Who knew Clarke was such a champion of the little developer? Wasn't he the guy who introduced the 125-foot height limit in northwest Center City in 2006, forcing developers to make their way through a gauntlet of additional approvals? And hasn't he been among the Council members who have resisted the new zoning code, which was designed to simplify development?
There has long been a myth in Philadelphia that getting things built is a Herculean undertaking. Then how do you explain the existence of construction sites on nearly every block from Kensington to Packer Park?
If anything, the Nutter administration has made it too easy for developers to push through poorly designed projects such as Children's Hospital's Center City campus and Wexford's plans for the University City High School site. In fusing the commerce and planning functions into one mega-department, planning has become subservient to anything that brings in money. It's virtually impossible for the planners to defend the city against developer schlock.
In his rush to get this bill on the ballot, Clarke has ended up with a half-baked mishmash of proposals. And they keep changing.
Originally, Clarke intended to include the troubled Department of Licenses & Inspections on his new flow chart, as a way of addressing the shortcomings that led to a fatal collapse on the Salvation Army store in 2013. But in doing so, he would have undermined two commissions that have been studying the issue for months.
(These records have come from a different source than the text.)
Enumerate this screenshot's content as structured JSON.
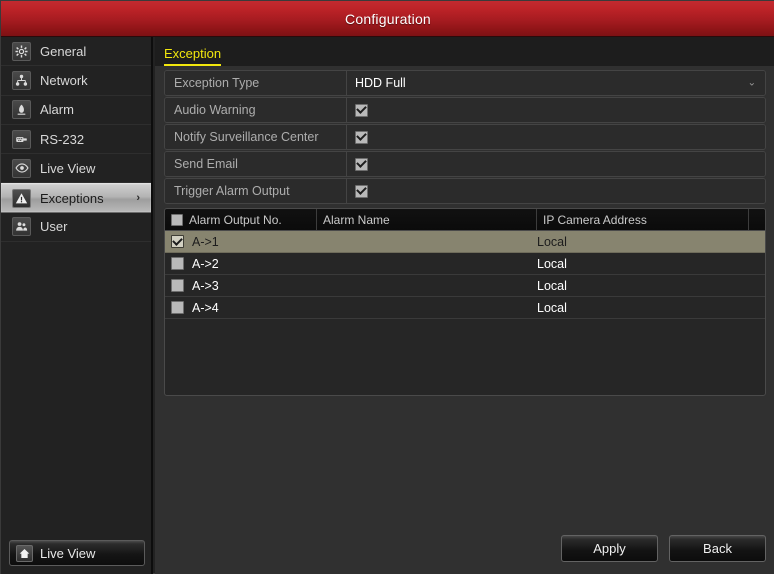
{
  "window": {
    "title": "Configuration"
  },
  "sidebar": {
    "items": [
      {
        "label": "General",
        "icon": "gear-icon",
        "active": false
      },
      {
        "label": "Network",
        "icon": "network-icon",
        "active": false
      },
      {
        "label": "Alarm",
        "icon": "alarm-icon",
        "active": false
      },
      {
        "label": "RS-232",
        "icon": "serial-port-icon",
        "active": false
      },
      {
        "label": "Live View",
        "icon": "eye-icon",
        "active": false
      },
      {
        "label": "Exceptions",
        "icon": "warning-triangle-icon",
        "active": true
      },
      {
        "label": "User",
        "icon": "users-icon",
        "active": false
      }
    ],
    "active_chevron": "›",
    "live_view_button": {
      "label": "Live View",
      "icon": "home-icon"
    }
  },
  "content": {
    "tab": {
      "label": "Exception"
    },
    "settings": [
      {
        "label": "Exception Type",
        "type": "select",
        "value": "HDD Full",
        "chevron": "⌄"
      },
      {
        "label": "Audio Warning",
        "type": "checkbox",
        "checked": true
      },
      {
        "label": "Notify Surveillance Center",
        "type": "checkbox",
        "checked": true
      },
      {
        "label": "Send Email",
        "type": "checkbox",
        "checked": true
      },
      {
        "label": "Trigger Alarm Output",
        "type": "checkbox",
        "checked": true
      }
    ],
    "table": {
      "headers": [
        "Alarm Output No.",
        "Alarm Name",
        "IP Camera Address"
      ],
      "header_checkbox_checked": false,
      "rows": [
        {
          "checked": true,
          "alarm_output_no": "A->1",
          "alarm_name": "",
          "ip_camera_address": "Local",
          "selected": true
        },
        {
          "checked": false,
          "alarm_output_no": "A->2",
          "alarm_name": "",
          "ip_camera_address": "Local",
          "selected": false
        },
        {
          "checked": false,
          "alarm_output_no": "A->3",
          "alarm_name": "",
          "ip_camera_address": "Local",
          "selected": false
        },
        {
          "checked": false,
          "alarm_output_no": "A->4",
          "alarm_name": "",
          "ip_camera_address": "Local",
          "selected": false
        }
      ]
    },
    "footer": {
      "apply_label": "Apply",
      "back_label": "Back"
    }
  },
  "colors": {
    "titlebar_red": "#bd2328",
    "tab_yellow": "#f2e70d",
    "selected_row": "#87846f",
    "panel_bg": "#303030"
  }
}
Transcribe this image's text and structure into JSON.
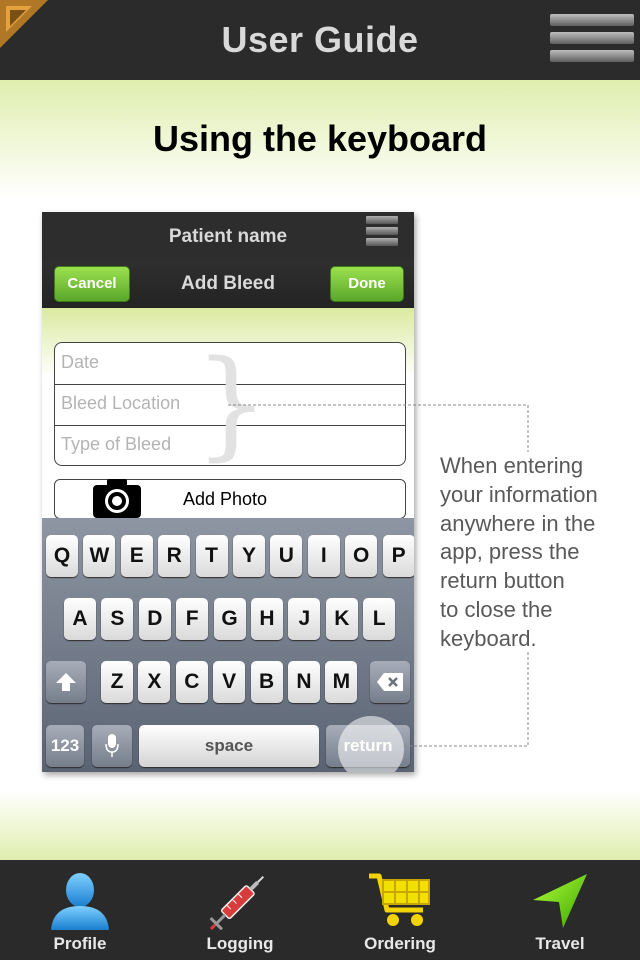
{
  "header": {
    "title": "User Guide"
  },
  "page": {
    "heading": "Using the keyboard"
  },
  "phone": {
    "title": "Patient name",
    "nav": {
      "cancel_label": "Cancel",
      "title": "Add Bleed",
      "done_label": "Done"
    },
    "fields": [
      {
        "placeholder": "Date"
      },
      {
        "placeholder": "Bleed Location"
      },
      {
        "placeholder": "Type of Bleed"
      }
    ],
    "add_photo_label": "Add Photo",
    "keyboard": {
      "row1": [
        "Q",
        "W",
        "E",
        "R",
        "T",
        "Y",
        "U",
        "I",
        "O",
        "P"
      ],
      "row2": [
        "A",
        "S",
        "D",
        "F",
        "G",
        "H",
        "J",
        "K",
        "L"
      ],
      "row3": [
        "Z",
        "X",
        "C",
        "V",
        "B",
        "N",
        "M"
      ],
      "numbers_label": "123",
      "space_label": "space",
      "return_label": "return"
    }
  },
  "instruction": {
    "lines": [
      "When entering",
      "your information",
      "anywhere in the",
      "app, press the",
      "return button",
      "to close the",
      "keyboard."
    ]
  },
  "tabbar": {
    "items": [
      {
        "label": "Profile",
        "icon": "person-icon"
      },
      {
        "label": "Logging",
        "icon": "syringe-icon"
      },
      {
        "label": "Ordering",
        "icon": "cart-icon"
      },
      {
        "label": "Travel",
        "icon": "location-arrow-icon"
      }
    ]
  },
  "colors": {
    "accent_green": "#5aa72a",
    "background_tint": "#e0eeae",
    "bar_dark": "#2b2b2b"
  }
}
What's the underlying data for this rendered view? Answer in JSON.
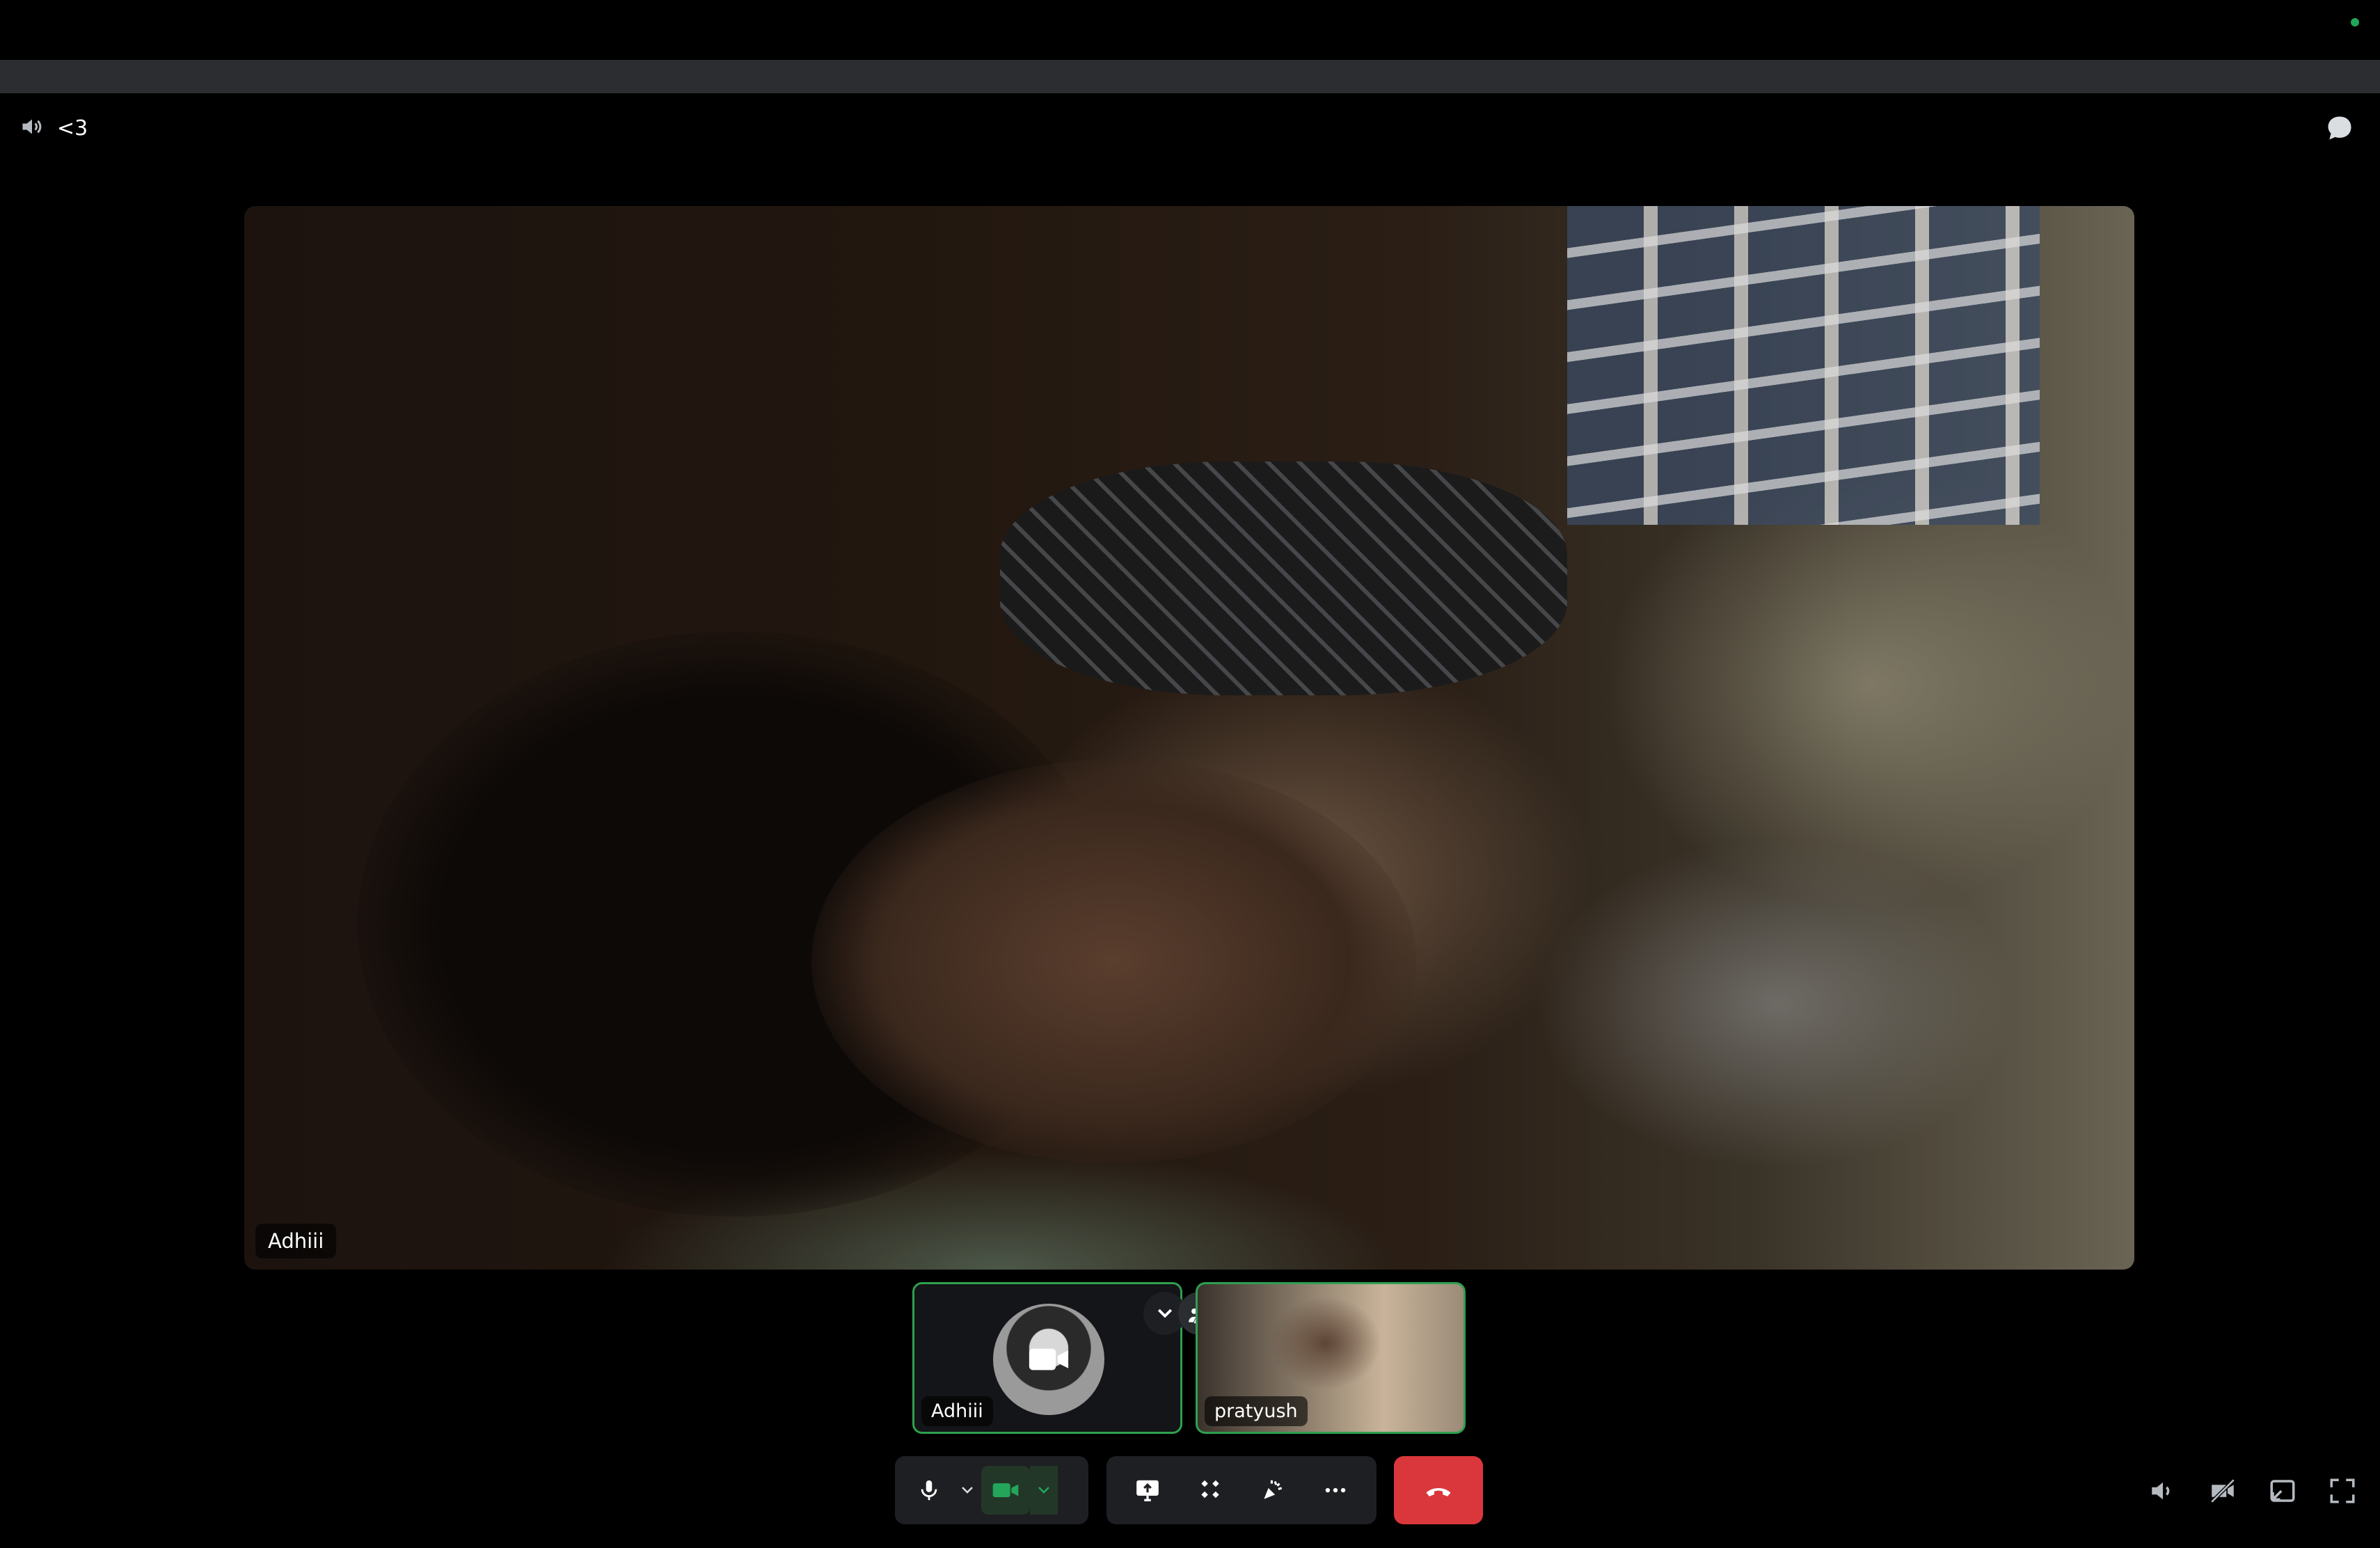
{
  "header": {
    "channel_name": "<3",
    "icons": {
      "volume": "speaker-icon",
      "chat": "chat-bubble-icon"
    }
  },
  "main_stage": {
    "participant_name": "Adhiii"
  },
  "participants": [
    {
      "name": "Adhiii",
      "camera": "off",
      "avatar": "anime-avatar",
      "speaking_border_color": "#2ea04f"
    },
    {
      "name": "pratyush",
      "camera": "on",
      "speaking_border_color": "#2ea04f"
    }
  ],
  "tile_actions": {
    "icons": [
      "chevron-down-icon",
      "people-icon"
    ]
  },
  "controls": {
    "microphone": {
      "icon": "microphone-icon",
      "state": "on"
    },
    "camera": {
      "icon": "camera-icon",
      "state": "on",
      "accent": "#23a55a"
    },
    "screen_share": {
      "icon": "screen-share-icon"
    },
    "activities": {
      "icon": "activities-icon"
    },
    "soundboard": {
      "icon": "soundboard-icon"
    },
    "more": {
      "icon": "more-icon"
    },
    "disconnect": {
      "icon": "hang-up-icon",
      "color": "#da373c"
    }
  },
  "right_tools": {
    "icons": [
      "volume-icon",
      "video-off-icon",
      "pop-out-icon",
      "fullscreen-icon"
    ]
  },
  "status": {
    "online_color": "#23a55a"
  }
}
After an uproar, out it went.
Meanwhile, two agencies that play a crucial role in the oversight of development projects aren't even part of the charter change: the Water Department and the Streets Department.
In any case, money matters more than organization. The real reason for delays in processing permits is that L&I and planning are perpetually understaffed. But Clarke dismisses the notion of increasing their budgets. Nor has Council been willing to provide money to redraw the city's zoning maps, necessary to support the new zoning code. As long as those maps are out of date, developers will have to slog through the variance process.
Clarke deserves credit for nudging the city to reexamine its charter. Now he should give its citizens the time to do it right.